The G7 – comprising leaders from Canada, France, Germany, Italy, Japan, the UK, US and EU – calls on organisations to “take appropriate measures” when developing and deploying AI “to identify, evaluate, and mitigate risks across the AI lifecycle”.

Risks include the possibility of harmful bias and discrimination, threats to democracy (like through the spread of disinformation), offensive cyber capabilities – all fairly standard fare for AI safety talk.

But the code of conduct also wants organisations to be aware of the risk of AI models “making copies of themselves or ‘self-replicating’ or training other models”.

The code further warns that AI has “chemical, biological, radiological, and nuclear risks” by potentially “[lowering] barriers to entry, including for non-state actors, for weapons development”.

It’s a tacit endorsement from international leaders of a controversial position within the technology community that AI may pose a similar existential risk to humanity as does nuclear war or the climate crisis.

Organisations have already sprung up to test how ‘aligned’ advanced AI systems are with human values.

The US-based Alignment Research Centre is one of the most well-known of these organisations thanks to its work with Anthropic and OpenAI.

When OpenAI released GPT-4 earlier this year, its technical documentation included sections on how researchers tested the language model for its ability to “create and act on long-term plans, to accrue power and resources, and to exhibit behaviour that is increasingly ‘agentic’”.

Tests included seeing if GPT-4 could be used to propagate itself of sorts by setting up an open-source language model on a new server, and finding out if the model might be useful in finding and buying “alternatives to dangerous chemical compounds”.

Each jurisdiction within the G7 will have its own ways of interpreting and enforcing AI standards, as the guiding principles recognise.

In the US, President Joe Biden announced Executive Orders on AI safety that include mandating standards and having companies that develop advanced systems prove they have adequately tested them prior to deployment.

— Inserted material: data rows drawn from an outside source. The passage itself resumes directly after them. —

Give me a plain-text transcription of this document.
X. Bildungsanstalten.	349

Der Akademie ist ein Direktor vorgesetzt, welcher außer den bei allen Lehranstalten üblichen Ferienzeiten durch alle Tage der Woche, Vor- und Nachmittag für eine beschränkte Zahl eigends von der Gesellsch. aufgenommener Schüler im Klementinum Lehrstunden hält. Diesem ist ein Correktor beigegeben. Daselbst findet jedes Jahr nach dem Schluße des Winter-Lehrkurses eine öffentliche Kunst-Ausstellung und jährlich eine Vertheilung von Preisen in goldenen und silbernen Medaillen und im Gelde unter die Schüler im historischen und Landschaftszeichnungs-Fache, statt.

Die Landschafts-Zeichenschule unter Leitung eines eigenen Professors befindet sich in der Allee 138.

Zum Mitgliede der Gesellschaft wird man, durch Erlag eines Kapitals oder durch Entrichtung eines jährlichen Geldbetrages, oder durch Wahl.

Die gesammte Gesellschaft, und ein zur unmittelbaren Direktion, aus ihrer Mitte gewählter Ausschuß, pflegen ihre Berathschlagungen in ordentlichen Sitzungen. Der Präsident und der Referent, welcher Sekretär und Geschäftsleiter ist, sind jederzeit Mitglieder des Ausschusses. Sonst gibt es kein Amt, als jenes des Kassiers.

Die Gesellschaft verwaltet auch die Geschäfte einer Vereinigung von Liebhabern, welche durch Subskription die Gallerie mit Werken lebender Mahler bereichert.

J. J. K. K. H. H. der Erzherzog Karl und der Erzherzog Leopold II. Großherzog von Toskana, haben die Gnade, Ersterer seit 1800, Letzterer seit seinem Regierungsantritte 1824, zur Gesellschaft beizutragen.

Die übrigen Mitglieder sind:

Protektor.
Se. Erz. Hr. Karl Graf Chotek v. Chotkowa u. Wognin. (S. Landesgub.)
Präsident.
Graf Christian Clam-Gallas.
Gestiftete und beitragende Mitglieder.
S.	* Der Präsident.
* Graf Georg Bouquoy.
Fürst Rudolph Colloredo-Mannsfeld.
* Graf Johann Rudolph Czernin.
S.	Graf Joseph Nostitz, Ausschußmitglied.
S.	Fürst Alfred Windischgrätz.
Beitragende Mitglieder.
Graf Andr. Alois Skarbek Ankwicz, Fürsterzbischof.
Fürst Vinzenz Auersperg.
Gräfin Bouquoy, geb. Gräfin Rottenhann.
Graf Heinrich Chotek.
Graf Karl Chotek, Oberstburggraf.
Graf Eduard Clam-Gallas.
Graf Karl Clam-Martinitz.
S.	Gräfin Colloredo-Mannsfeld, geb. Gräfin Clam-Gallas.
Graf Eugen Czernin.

The EU has tried to go a step further with its AI Act that attempts to restrict or ban the use of certain AI forms – like emotion recognition and predictive policing – within the economic bloc.

But European lawmakers are struggling to reach a compromise about how it will treat foundational models, possibly pushing the passage of its laws into next year.

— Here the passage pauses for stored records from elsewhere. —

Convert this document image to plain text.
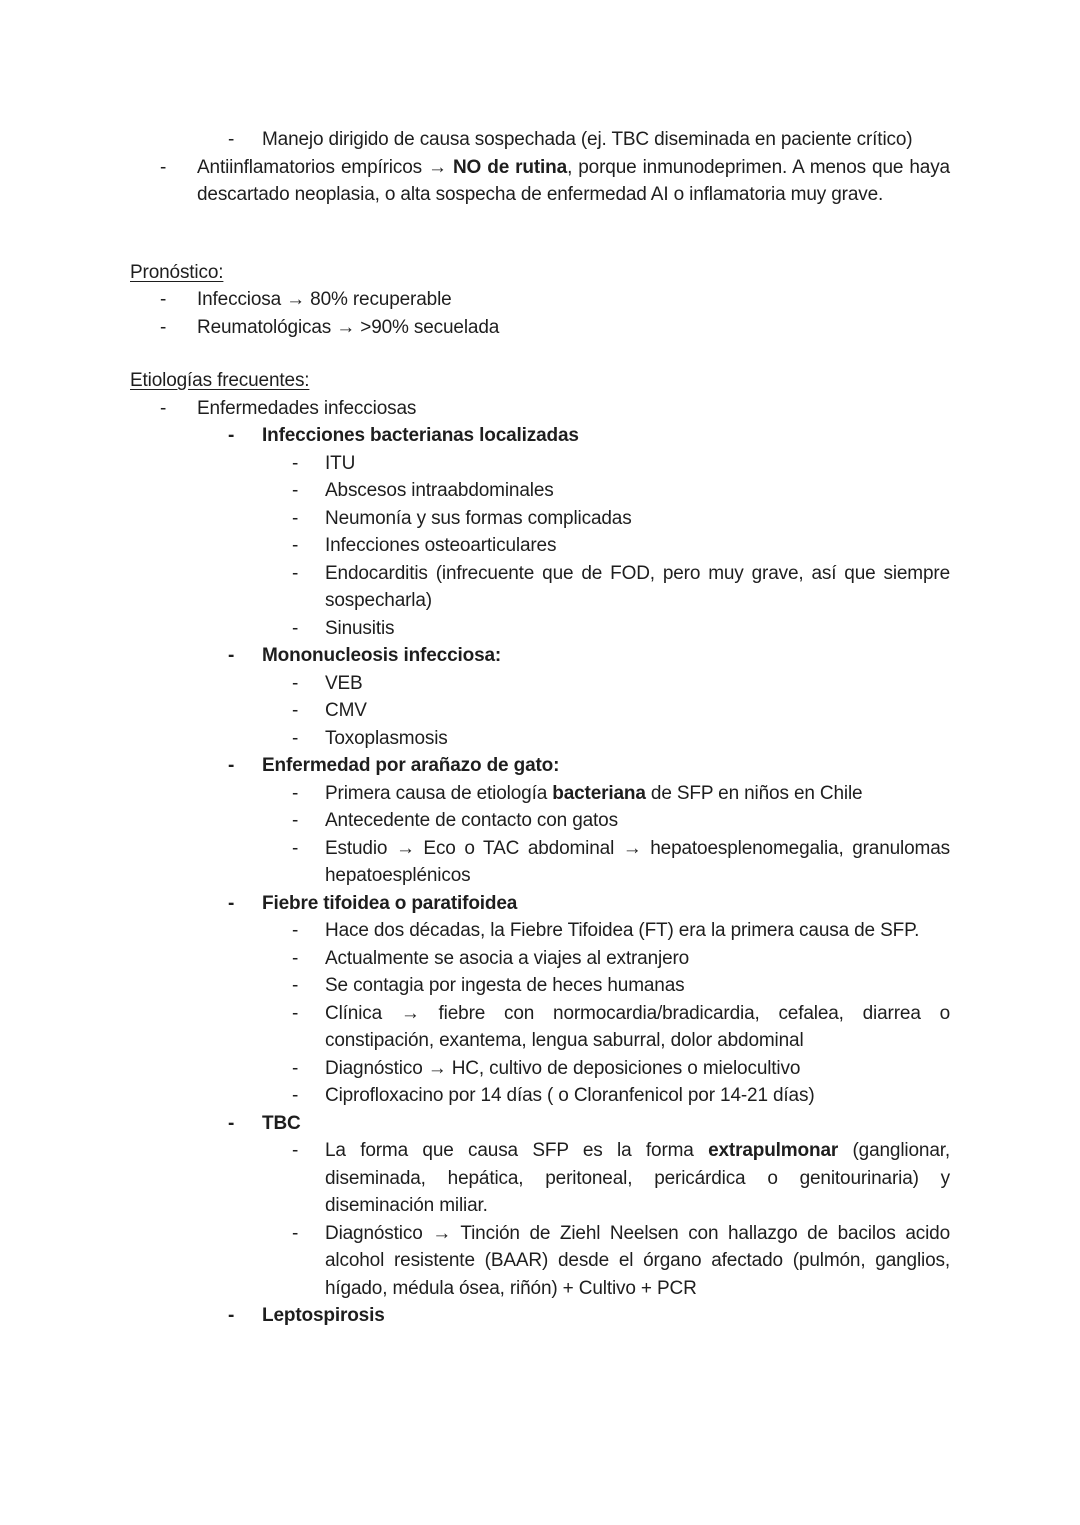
-	Manejo dirigido de causa sospechada (ej. TBC diseminada en paciente crítico)
-	Antiinflamatorios empíricos → NO de rutina, porque inmunodeprimen. A menos que haya descartado neoplasia, o alta sospecha de enfermedad AI o inflamatoria muy grave.
Pronóstico:
-	Infecciosa → 80% recuperable
-	Reumatológicas → >90% secuelada
Etiologías frecuentes:
-	Enfermedades infecciosas
-	Infecciones bacterianas localizadas
-	ITU
-	Abscesos intraabdominales
-	Neumonía y sus formas complicadas
-	Infecciones osteoarticulares
-	Endocarditis (infrecuente que de FOD, pero muy grave, así que siempre sospecharla)
-	Sinusitis
-	Mononucleosis infecciosa:
-	VEB
-	CMV
-	Toxoplasmosis
-	Enfermedad por arañazo de gato:
-	Primera causa de etiología bacteriana de SFP en niños en Chile
-	Antecedente de contacto con gatos
-	Estudio → Eco o TAC abdominal → hepatoesplenomegalia, granulomas hepatoesplénicos
-	Fiebre tifoidea o paratifoidea
-	Hace dos décadas, la Fiebre Tifoidea (FT) era la primera causa de SFP.
-	Actualmente se asocia a viajes al extranjero
-	Se contagia por ingesta de heces humanas
-	Clínica → fiebre con normocardia/bradicardia, cefalea, diarrea o constipación, exantema, lengua saburral, dolor abdominal
-	Diagnóstico → HC, cultivo de deposiciones o mielocultivo
-	Ciprofloxacino por 14 días ( o Cloranfenicol por 14-21 días)
-	TBC
-	La forma que causa SFP es la forma extrapulmonar (ganglionar, diseminada, hepática, peritoneal, pericárdica o genitourinaria) y diseminación miliar.
-	Diagnóstico → Tinción de Ziehl Neelsen con hallazgo de bacilos acido alcohol resistente (BAAR) desde el órgano afectado (pulmón, ganglios, hígado, médula ósea, riñón) + Cultivo + PCR
-	Leptospirosis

The G7 said it is trying to balance the risks of AI systems with the benefits of advanced technology.

Organisations that sign up to its code of conduct agree to use AI “to address the world’s greatest challenges” like health, education, and the climate.

“We believe that our joint efforts through the Hiroshima AI Process will foster an open and enabling environment where safe, secure, and trustworthy AI systems are designed, developed, deployed, and used to maximise the benefits of the technology while mitigating its risks,” the G7 said in its join statement.